Formação

“Um homem consagrado a Maria jamais será o mesmo”

Ainda no ventre de minha mãe, tive a imensa felicidade de ser confiado e consagrado à Santíssima Virgem pela imposição de mãos de um sacerdote. Era um dia votivo a Nossa Senhora Auxiliadora e, sem dúvida alguma, foi de uma incomparável alegria que só fui descobrir depois de muitos anos.
Pela infinita bondade de Deus, tive a graça de ser educado em colégios católicos e bem marianos. Louvado seja o Senhor por esta bendita preocupação dos meus pais.

Durante toda a minha vida Maria esteve presente de uma maneira marcante, às vezes silenciosa, quase imperceptível; outras vezes com santas, inexplicáveis e poderosas intervenções. Por ela, tenho a certeza do amor de Deus que cura, poupa, restaura e, verdadeiramente, liberta de males e vícios rotulados pelo mundo como quase sem jeito.

Lembro-me como se fosse hoje das palavras fortíssimas e decisivas de um sacerdote italiano no Congresso Mariano realizado pela Comunidade Católica Shalom em 1998. Tal sacerdote afirmou, com uma certeza incrível, que “um homem consagrado a Maria jamais será o mesmo”. A partir daí, recordei-me da minha história como um rápido filme.

Hoje, graças à virtude e ao terno amor da Virgem Mãe, sou um seminarista consagrado na Comunidade Católica Shalom. Devo unicamente a ela este chamado, pois tenho a convicção de que não possuo mérito algum.
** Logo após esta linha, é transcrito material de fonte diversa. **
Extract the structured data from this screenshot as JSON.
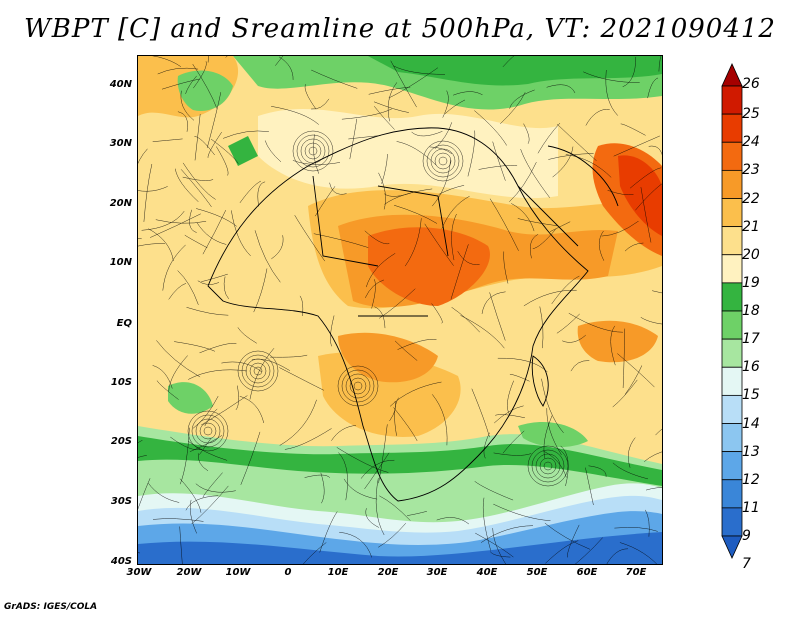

É ela, a Divina Pastora – como é chamada pelos carmelitas – quem tece em nós um coração sacerdotal, um coração decidido a dar a vida pelas ovelhas do Senhor. É ela, a Mãe da Caridade, quem ordena os nossos corações, tão infiéis e atribulados, a vivermos na fé, na esperança e no amor, a tudo esperarmos, a tudo suportarmos, a sermos pacientes, a não buscarmos os nossos interesses. É ela a mestra das bem-aventuranças, a mestra do silêncio, da pureza e da humildade.

Maria, Doutora da Verdadeira Ciência, ensina a nós, seminaristas, a Sabedoria da Cruz, loucura para muitos, mas vitória para aqueles que realmente amam a Jesus, e auxilia a não nos envaidecermos com os importantes estudos filosóficos e teológicos que precisamos ter.

Como seminarista Shalom, quero ter como filosofia o amar, e dizer sempre sim a Deus, a exemplo de Maria. Quero ter como teologia a oração, o silenciar, e deixar-me conduzir por Deus, a Ciência da Cruz, o anúncio da Paz e o amor à Igreja, a exemplo de Maria.

“Minha alma exalta o Senhor e meu espírito se encheu de júbilo por causa de Deus, meu Salvador, porque ele pôs os olhos sobre” mim, seu pobre e indigno filho, e me deu por mãe a sua Santa Mãe, Maria. Louvo o Senhor por esta singela presença materna em minha vida e pelos poderosos frutos de sua eficaz intercessão.

“Ego sum totus tuus”, diz o Santo Padre. Com ele, também quero ser “todo teu, Maria”!